My bed side pharmacy
      So today I am going to curl up with my camel buddy in my big fluffy bed with a bowl of hot tomato soup and apple juice. As for entertainment, yesterday I downloaded the best movie ever, Beauty and The Beast, can't wait to watch American cartoonist and writers portray the life of a beautiful French girl, who looks nothing like a girl, go against her fathers wishes and get exactly what every girl has been seeking, a Prince and a fat bank account. How I love Disney!

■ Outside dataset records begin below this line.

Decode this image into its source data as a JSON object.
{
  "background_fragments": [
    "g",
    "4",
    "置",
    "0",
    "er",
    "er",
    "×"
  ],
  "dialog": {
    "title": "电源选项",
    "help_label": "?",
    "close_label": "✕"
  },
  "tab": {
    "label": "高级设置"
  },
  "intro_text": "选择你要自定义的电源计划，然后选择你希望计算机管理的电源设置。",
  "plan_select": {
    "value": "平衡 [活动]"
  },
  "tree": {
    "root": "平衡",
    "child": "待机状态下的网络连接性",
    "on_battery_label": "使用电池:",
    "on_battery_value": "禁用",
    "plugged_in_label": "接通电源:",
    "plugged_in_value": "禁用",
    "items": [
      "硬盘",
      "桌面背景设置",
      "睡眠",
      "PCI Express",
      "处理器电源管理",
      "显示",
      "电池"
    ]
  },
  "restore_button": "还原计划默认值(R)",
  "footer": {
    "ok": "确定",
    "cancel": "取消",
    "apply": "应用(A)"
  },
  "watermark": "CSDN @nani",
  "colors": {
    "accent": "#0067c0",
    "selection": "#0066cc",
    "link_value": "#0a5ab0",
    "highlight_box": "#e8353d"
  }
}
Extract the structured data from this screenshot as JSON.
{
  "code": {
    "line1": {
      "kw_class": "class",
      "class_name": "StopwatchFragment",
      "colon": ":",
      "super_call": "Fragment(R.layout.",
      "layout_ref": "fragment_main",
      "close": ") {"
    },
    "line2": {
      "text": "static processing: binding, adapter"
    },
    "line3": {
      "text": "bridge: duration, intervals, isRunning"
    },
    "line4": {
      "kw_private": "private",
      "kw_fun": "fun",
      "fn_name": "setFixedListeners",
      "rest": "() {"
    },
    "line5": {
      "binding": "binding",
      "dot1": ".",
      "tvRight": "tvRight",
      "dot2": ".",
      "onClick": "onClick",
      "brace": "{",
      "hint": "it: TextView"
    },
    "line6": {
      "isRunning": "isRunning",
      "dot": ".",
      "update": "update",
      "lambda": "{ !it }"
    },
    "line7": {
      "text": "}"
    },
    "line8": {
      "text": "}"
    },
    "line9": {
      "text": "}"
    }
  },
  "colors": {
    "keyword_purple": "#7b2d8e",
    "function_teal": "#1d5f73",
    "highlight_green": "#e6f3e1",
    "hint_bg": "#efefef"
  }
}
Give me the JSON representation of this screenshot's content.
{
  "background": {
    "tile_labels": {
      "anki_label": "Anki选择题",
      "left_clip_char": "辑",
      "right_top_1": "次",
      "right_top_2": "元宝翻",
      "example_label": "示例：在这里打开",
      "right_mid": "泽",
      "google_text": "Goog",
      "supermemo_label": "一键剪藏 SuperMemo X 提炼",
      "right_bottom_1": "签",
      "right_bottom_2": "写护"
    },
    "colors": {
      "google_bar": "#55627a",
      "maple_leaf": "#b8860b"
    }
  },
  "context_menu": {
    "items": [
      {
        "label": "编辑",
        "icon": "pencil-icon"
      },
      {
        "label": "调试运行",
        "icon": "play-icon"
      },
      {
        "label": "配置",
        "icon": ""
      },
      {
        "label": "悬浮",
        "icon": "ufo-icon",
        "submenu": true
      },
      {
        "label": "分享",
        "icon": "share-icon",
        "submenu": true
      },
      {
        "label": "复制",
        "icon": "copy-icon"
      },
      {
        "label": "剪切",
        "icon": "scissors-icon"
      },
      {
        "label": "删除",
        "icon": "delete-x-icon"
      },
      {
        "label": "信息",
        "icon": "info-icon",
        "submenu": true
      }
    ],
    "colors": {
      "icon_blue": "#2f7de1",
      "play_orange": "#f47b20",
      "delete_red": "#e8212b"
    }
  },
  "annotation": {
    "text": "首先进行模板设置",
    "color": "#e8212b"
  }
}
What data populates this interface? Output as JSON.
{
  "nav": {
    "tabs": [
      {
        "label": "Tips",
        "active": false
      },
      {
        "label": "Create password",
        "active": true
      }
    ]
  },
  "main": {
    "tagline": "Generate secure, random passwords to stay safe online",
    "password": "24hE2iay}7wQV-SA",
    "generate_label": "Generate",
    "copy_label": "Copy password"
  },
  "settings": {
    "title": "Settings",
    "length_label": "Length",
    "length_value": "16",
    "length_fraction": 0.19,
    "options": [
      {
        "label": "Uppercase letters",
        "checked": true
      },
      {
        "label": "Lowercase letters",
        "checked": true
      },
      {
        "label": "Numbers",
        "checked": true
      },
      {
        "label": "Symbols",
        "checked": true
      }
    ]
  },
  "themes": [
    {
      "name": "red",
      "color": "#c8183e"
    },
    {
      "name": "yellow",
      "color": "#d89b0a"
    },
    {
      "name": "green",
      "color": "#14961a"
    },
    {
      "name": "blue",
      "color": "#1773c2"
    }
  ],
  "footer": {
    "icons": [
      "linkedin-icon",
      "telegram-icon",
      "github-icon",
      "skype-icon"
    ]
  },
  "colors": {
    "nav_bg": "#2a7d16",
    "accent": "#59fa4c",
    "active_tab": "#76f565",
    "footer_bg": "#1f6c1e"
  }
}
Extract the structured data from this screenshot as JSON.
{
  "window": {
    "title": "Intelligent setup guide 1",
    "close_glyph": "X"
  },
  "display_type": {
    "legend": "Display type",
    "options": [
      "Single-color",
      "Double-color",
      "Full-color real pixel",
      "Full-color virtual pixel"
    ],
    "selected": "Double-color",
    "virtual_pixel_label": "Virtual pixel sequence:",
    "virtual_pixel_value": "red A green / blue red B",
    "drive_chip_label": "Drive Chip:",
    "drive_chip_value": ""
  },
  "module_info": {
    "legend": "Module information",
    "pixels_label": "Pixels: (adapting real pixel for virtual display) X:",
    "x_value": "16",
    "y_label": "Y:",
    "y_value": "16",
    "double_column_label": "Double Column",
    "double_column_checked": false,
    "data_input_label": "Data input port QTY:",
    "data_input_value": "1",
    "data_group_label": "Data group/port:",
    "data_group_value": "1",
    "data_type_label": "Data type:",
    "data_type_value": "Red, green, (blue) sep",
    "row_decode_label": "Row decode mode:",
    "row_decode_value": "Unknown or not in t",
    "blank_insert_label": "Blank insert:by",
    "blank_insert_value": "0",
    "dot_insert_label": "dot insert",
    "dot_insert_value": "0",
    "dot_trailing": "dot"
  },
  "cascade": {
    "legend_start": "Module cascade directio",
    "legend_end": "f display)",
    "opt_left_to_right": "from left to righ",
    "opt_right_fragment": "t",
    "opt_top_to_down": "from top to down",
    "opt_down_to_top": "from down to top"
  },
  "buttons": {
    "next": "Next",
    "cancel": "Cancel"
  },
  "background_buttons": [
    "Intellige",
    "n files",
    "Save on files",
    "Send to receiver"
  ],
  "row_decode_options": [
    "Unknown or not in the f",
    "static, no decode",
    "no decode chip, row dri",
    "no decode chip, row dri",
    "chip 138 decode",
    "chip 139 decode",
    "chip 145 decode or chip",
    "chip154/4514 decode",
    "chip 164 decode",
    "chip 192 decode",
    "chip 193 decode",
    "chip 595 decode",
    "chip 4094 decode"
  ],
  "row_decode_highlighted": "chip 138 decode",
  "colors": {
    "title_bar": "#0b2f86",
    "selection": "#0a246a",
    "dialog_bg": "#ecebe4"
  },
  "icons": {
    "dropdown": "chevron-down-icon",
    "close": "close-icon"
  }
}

I wonder if all of the moms die because they were just so happy?

Friday, September 2, 2011

Sick

   It seems that I usually get sick right before I have to leave. In Germany I got e coli just days before I had to leave. It was terrible I was climbing up the walls. Don't drink the water out of the faucets... anywhere. Thankfully my symptoms held off until I got home and I was over it with in the week.
   While in Abu Dhabi I have had food poisoning about eight times, eating outside of the hotel is not something I would recommend. Other than the food poisoning I have done pretty good up until just a week before I have to go home. I have strep throat, I didn't go to the doctor but I had so many times as a kid I could diagnose it three days before the bacteria shows up.
   So now I am sick in bed with a fever and worst head ache ever, my entire head hurts, ears, throat, shallowing is very difficult. Ryan has been taking really good care of me though. He brought me ice cream and soup last night and massaged all of the knots out of my back, there were a lot. I don't know what I would do without him, he is really the best nurse ever.
   If you need me, I will be sleeping. Can't wait to see my family and my puppy.